Why Microsoft Word is great for journalism

Remember those $15 billion valuations of faceBook at the time that Microsoft invested in the company?

Well, here’s a lovely story from Good Morning Silicon Valley

For a company built on the public’s willingness to share ordinarily private information, Facebook itself has been notably tight-lipped on some subjects. The company’s market value? Just let people extrapolate from the 2007 Microsoft investment ($240 million for a 1.6 percent stake equals $15 billion). The price of getting founder Mark Zuckerberg’s former college buddies to stop complaining that he stole their idea? Seal the settlement in closed court and swear all parties to a blood oath of silence. But information wants to be free, and when the only thing standing in its way is a thin film of virtual marker ink, somebody’s going to help it make a break.

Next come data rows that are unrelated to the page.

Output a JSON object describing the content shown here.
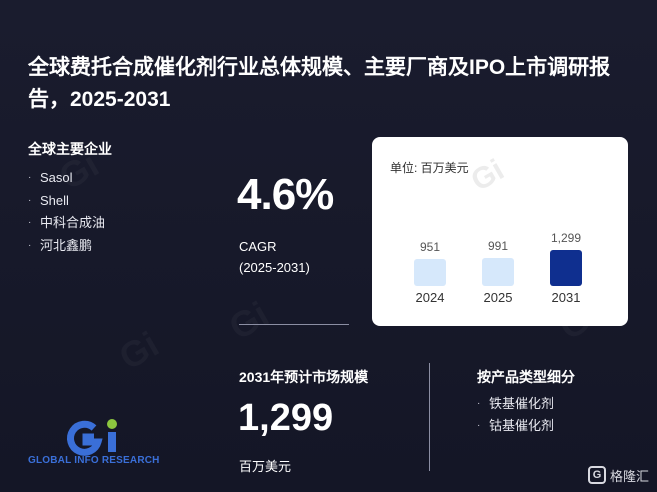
{
  "title": "全球费托合成催化剂行业总体规模、主要厂商及IPO上市调研报告，2025-2031",
  "companies": {
    "heading": "全球主要企业",
    "items": [
      "Sasol",
      "Shell",
      "中科合成油",
      "河北鑫鹏"
    ]
  },
  "cagr": {
    "value": "4.6%",
    "label": "CAGR",
    "period": "(2025-2031)"
  },
  "market": {
    "heading": "2031年预计市场规模",
    "value": "1,299",
    "unit": "百万美元"
  },
  "segments": {
    "heading": "按产品类型细分",
    "items": [
      "铁基催化剂",
      "钴基催化剂"
    ]
  },
  "logo": {
    "text": "GLOBAL INFO RESEARCH"
  },
  "badge": {
    "icon": "gelonghui-logo-icon",
    "text": "格隆汇"
  },
  "colors": {
    "background": "#16182a",
    "bar_light": "#d6e8fb",
    "bar_highlight": "#0f2f8f",
    "logo_blue": "#3a6fd8",
    "logo_green": "#8cc63f"
  },
  "chart_data": {
    "type": "bar",
    "unit_label": "单位: 百万美元",
    "categories": [
      "2024",
      "2025",
      "2031"
    ],
    "values": [
      951,
      991,
      1299
    ],
    "value_labels": [
      "951",
      "991",
      "1,299"
    ],
    "ylim": [
      0,
      1300
    ],
    "grid": false,
    "legend": "none"
  }
}
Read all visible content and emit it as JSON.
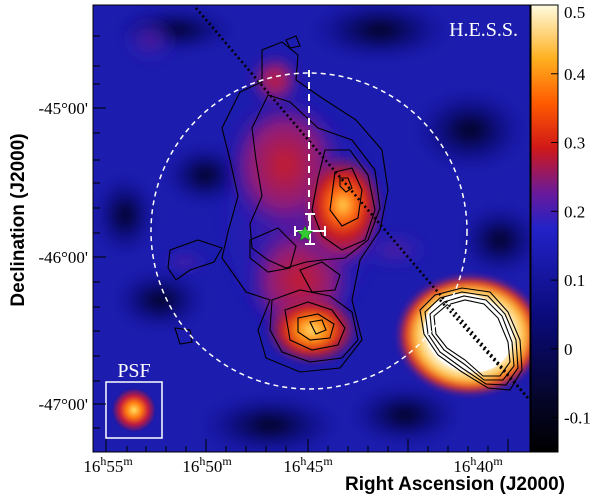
{
  "chart_data": {
    "type": "heatmap",
    "title": "H.E.S.S.",
    "xlabel": "Right Ascension (J2000)",
    "ylabel": "Declination (J2000)",
    "x_ticks": [
      {
        "h": "16",
        "m": "55"
      },
      {
        "h": "16",
        "m": "50"
      },
      {
        "h": "16",
        "m": "45"
      },
      {
        "h": "16",
        "m": "40"
      }
    ],
    "y_ticks": [
      "-45°00'",
      "-46°00'",
      "-47°00'"
    ],
    "colorbar": {
      "min": -0.15,
      "max": 0.5,
      "ticks": [
        0.5,
        0.4,
        0.3,
        0.2,
        0.1,
        0,
        -0.1
      ]
    },
    "inset_label": "PSF",
    "sources": [
      {
        "name": "central-emission",
        "peak_value": 0.45
      },
      {
        "name": "southern-emission",
        "peak_value": 0.42
      },
      {
        "name": "bright-source-southwest",
        "peak_value": 0.5
      }
    ]
  }
}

See, the problem with using virtual marker ink to black out text in a digital document is that it works only for the printed output. On the original, the text is still there behind the shading, and if you copy and paste it into a new document, you can peel away the veil with no problem. That’s why you wouldn’t want to do this with, say, a sensitive legal document full of redactions. Unfortunately for Facebook, however, the transcript of that settlement hearing was edited in just this fashion, and when the Associated Press was given a digital copy and performed the magic cut-and-paste trick, a much more modest valuation of the company was revealed.

A much more modest valuation. See GMSV for the details.

Tip: never send anybody a .doc. Convert it to text or pdf first. But then you knew that, didn’t you?